“I don’t believe he’s that bad,” responded Eve. “I wish you’d tell me what you think of him, Doctor.”
“Mr. Herrick? Well, aside from his intemperance—”
“No, I’m in earnest, please. Afterwards I’ll tell you why I ask—perhaps.”
“I think him a very nice young man, Miss Eve, don’t you?”
“Ye-es.”
“I wouldn’t call him strictly handsome; he doesn’t remind me of the copper-engraved pictures of Lord Byron, who, when I was a lad, was considered the standard of masculine beauty, but he looks like a man, which is something that Byron didn’t, to my thinking.”
“But do you—do you think he’s sincere?”
“Lord, bless me, yes! I’d stake my word on his being that if nothing else.”
“Even if he is a mining man?” asked Eve, with a smile.
“H’m, well, I guess there are honest mining men as well as honest lawyers.”
“Yes, I think he’s honest,” said Eve, thoughtfully, “but as to sincerity—”
“Aren’t they the same?”
“Perhaps they are,” answered Eve, doubtfully. She was silent for a moment, possibly considering the question. Then she looked across at the Doctor with a little flush in her cheeks. “You see,” she said, “he—he’s asked me to marry him.”
The Doctor rolled his cane under his palms and nodded his head slowly several times. Eve waited. At last—
“You don’t seem much surprised,” she said, questioningly.
“Surprised? No. I’d have been surprised if he hadn’t asked you to marry him, my dear. It’s what I’d have done in his place.”
“And I’d have accepted you,” said Eve with a little laugh.
“And him?” asked the Doctor.
Eve was silent, looking across the garden. Finally she shrugged her slim shoulders and sighed.
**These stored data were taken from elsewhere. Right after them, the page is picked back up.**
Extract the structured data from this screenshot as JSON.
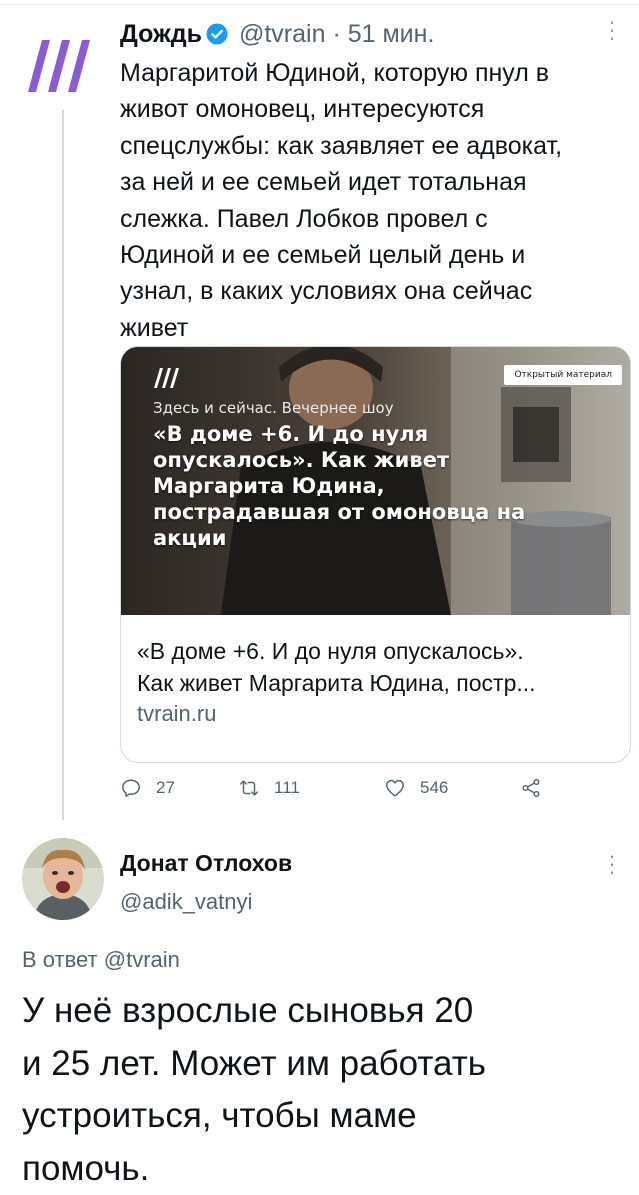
{
  "tweet": {
    "author_name": "Дождь",
    "handle": "@tvrain",
    "separator": "·",
    "time": "51 мин.",
    "more_icon": "more-vertical-icon",
    "text": "Маргаритой Юдиной, которую пнул в\nживот омоновец, интересуются\nспецслужбы: как заявляет ее адвокат,\nза ней и ее семьей идет тотальная\nслежка. Павел Лобков провел с\nЮдиной и ее семьей целый день и\nузнал, в каких условиях она сейчас\nживет",
    "card": {
      "media_show": "Здесь и сейчас. Вечернее шоу",
      "media_headline": "«В доме +6. И до нуля\nопускалось». Как живет\nМаргарита Юдина,\nпострадавшая от омоновца на\nакции",
      "media_badge": "Открытый материал",
      "title": "«В доме +6. И до нуля опускалось».\nКак живет Маргарита Юдина, постр...",
      "domain": "tvrain.ru"
    },
    "actions": {
      "replies": "27",
      "retweets": "111",
      "likes": "546"
    }
  },
  "reply": {
    "author_name": "Донат Отлохов",
    "handle": "@adik_vatnyi",
    "reply_label": "В ответ",
    "reply_to": "@tvrain",
    "text": "У неё взрослые сыновья 20\nи 25 лет. Может им работать\nустроиться, чтобы маме\nпомочь."
  },
  "colors": {
    "brand_logo": "#8a5bd6",
    "verified": "#1d9bf0",
    "secondary_text": "#536471",
    "border": "#cfd9de"
  }
}
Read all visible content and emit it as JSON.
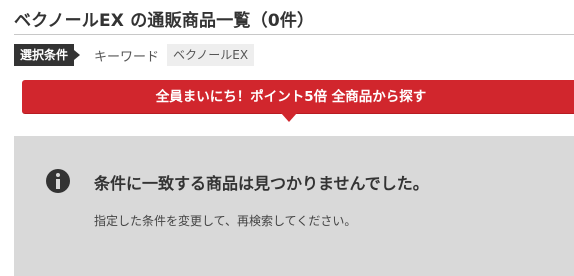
{
  "header": {
    "title": "ベクノールEX の通販商品一覧（0件）"
  },
  "conditions": {
    "tag_label": "選択条件",
    "key_label": "キーワード",
    "keyword": "ベクノールEX"
  },
  "promo": {
    "text": "全員まいにち！ポイント5倍 全商品から探す",
    "color": "#d1262d"
  },
  "empty_state": {
    "icon": "info-icon",
    "heading": "条件に一致する商品は見つかりませんでした。",
    "message": "指定した条件を変更して、再検索してください。"
  }
}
“I don’t know,” she said, frankly.
“Well,” began the Doctor, slowly and judicially. Then he stopped, wondering what he had started to say.
“Why should I?” challenged Eve, a trifle querulously.
“You shouldn’t, unless you feel that you want to.”
“But I don’t know whether I want to—or don’t want to.”
The Doctor studied her face a moment, until her eyes dropped and the flush deepened in her cheeks. Unseen of her, he smiled.
“Take plenty of time to find out,” said the Doctor, softly and kindly. “Don’t marry him until you are sure that you can’t be happy without him, my dear. Don’t try it as an experiment. That’s what makes unhappy marriages; at least, that’s one thing. There are others too numerous to mention. There’s just one reason why a man and a woman should join themselves together in matrimony, and that is love, the love that the poets sing and the rest of us poke fun at, the love that is the nearest thing to Heaven we find on earth.” The Doctor sat silent a moment, looking past the girl’s grave face into the green blur of the garden. Then he stirred, sighed, and looked at his watch. “Well, well, I must be on my way,” he said briskly. “I’m a vastly busy old man.”